Lafı fazla dolandırmayacağım, dün Rüyanın Zeyli (1) isimli parçayı okuyorduk. Parçada "korkaklıkta darb-ı mesel hükmünde olan tavuk, çocukları yanında iken şefkat-i cinsiyesiyle câmusa saldırır" (2) cümlesini okurken bir anda zihinlerimiz ayakkabı olayına kaydı.
Hep birlikte bu hakikatin anlaşılmasına çok güzel bir örnek teşkil ettiğinde birleştik.
Üstad yazdığı metinde "Rus Mojikleri"ni örnek gösteriyor. Bu kısmı okurken her seferinde bu kelime dikkatimi çekmiştir. Neden bu örnek? diye
Hac dönemi, ayakkabı olayı ve Rüyanın Zeyli dersi bir araya gelince araştırma ihtiyacı hissedip internetten bu kelimenin ne anlama geldiğine baktım. Kelime anlam olarak Rus Köylüleri diye geçiyor.
Araştırınca da komünist ihtilalinde Rus köylülerinin özellikle köylü kadınların fazlasıyla rol aldıkları gerçeği ile karşılaştım.
Demek ihtilalden önce Iraklı gazeteci gibi ciğeri yanmış köylü kadınlar rejimi yıkma konusunda hayli cesaret örneği göstermişler.

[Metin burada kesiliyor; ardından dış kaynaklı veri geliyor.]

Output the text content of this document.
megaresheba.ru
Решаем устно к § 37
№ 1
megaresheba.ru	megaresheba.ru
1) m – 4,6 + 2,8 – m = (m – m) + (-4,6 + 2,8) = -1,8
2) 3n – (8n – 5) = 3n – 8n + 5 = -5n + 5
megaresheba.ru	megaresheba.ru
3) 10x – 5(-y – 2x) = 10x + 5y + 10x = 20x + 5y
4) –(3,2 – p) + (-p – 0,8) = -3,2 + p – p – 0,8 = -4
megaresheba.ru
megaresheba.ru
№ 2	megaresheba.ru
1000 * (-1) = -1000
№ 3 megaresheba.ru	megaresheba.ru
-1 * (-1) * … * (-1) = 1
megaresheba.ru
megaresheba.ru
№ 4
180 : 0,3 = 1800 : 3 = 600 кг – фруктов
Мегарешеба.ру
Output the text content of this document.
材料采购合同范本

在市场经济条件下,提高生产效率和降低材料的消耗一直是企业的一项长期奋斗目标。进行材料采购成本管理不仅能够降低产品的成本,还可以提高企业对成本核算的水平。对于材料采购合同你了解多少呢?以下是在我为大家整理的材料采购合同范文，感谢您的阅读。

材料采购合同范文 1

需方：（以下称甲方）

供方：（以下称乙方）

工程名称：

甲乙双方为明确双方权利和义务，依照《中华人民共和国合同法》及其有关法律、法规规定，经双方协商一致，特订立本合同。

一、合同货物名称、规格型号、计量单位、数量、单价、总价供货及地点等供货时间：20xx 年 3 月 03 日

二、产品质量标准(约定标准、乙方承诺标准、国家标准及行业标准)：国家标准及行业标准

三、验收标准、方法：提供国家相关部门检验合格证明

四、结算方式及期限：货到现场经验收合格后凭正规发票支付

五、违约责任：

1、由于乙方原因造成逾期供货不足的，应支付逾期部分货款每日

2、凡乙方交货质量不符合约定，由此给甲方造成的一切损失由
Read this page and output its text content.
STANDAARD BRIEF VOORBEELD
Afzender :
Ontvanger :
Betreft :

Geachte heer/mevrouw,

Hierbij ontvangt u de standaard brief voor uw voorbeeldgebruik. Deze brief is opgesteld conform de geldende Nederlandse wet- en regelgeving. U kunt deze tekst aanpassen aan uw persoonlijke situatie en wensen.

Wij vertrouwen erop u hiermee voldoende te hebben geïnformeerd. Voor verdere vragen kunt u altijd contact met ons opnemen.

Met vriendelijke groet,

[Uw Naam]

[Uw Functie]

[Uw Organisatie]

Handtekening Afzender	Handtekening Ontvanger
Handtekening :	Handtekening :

Metinde tavuk örneği de var. Tavuk, kadın ve köylü cesaret gösterisinde bulunacak en son kişiler olmasına rağmen bunlarla ilgili yaşanmış ilginç olaylar var ki, misal olarak dile getirilmiş.
Risale-i Nurlarda tavukla ilgili şöyle bir tespite rastlıyoruz. Tavuğun bütün sermâyesi kendi hayatı iken, yavrusunu itin ağzından kurtarmak için-Hüsrevin müşâhedesiyle-kafasını ite kaptırır.(3)
Hüsrev Ağabey böyle bir olaya şahit olmuş ve bu olayı Üstada anlatmış ki, Üstad da onu şefkatin ve ıztırarın güce/mukavemete ve cesarete nasıl dönüştüğüne misal olarak zikretmiş.
Tavuk örneklemesi ile, Irakta bir gazetecinin ABD başkanına ayakkabı atma örneği güç dengesizliği açısından bakıldığında örtüşmektedir. Her ikisinde de biri hayli güçsüz, diğeri aksine fazlasıyla güçlü, her ikisinde de şefkat-i cinsiyyeden gelen bir sıkışmışlık var. Kurtarmak istediği tek sermayesi olan hayatı değil. Çünkü bunu yapmakla aksine hayatını feda ediyor. Kurtarmak istediği çocuklarıdır veya kan bağı taşıdığı akrabalarıdır. Akrabalarını zalimin elinden koruyamamanın çaresizliği bu dehşetli cesareti göstermesine neden olmuştur.
Çaresizlik ve sıkışmışlık, düşmana sıkılmış yumruk olarak geri dönüyor/dönecektir. Bunun başka da yolu yok. Üstad bunları söyleyerek bir durum tespiti yapmıştır. İnsanları bu kadar sıkıştırırsan olacağı budur.
Bunların hepsi İslamın intibaha geleceği/uyanacağı gerçeğine verilen misallerdir.
Bediüzzaman'a göre İslam bir gün uyanacak ve eski haşmet ve şevketine kavuşacaktır. Bu hakikatin tahakkukunda da mevcut durum (izdırari halin) bu işi hızlandıracağı kanaatini taşımaktadır.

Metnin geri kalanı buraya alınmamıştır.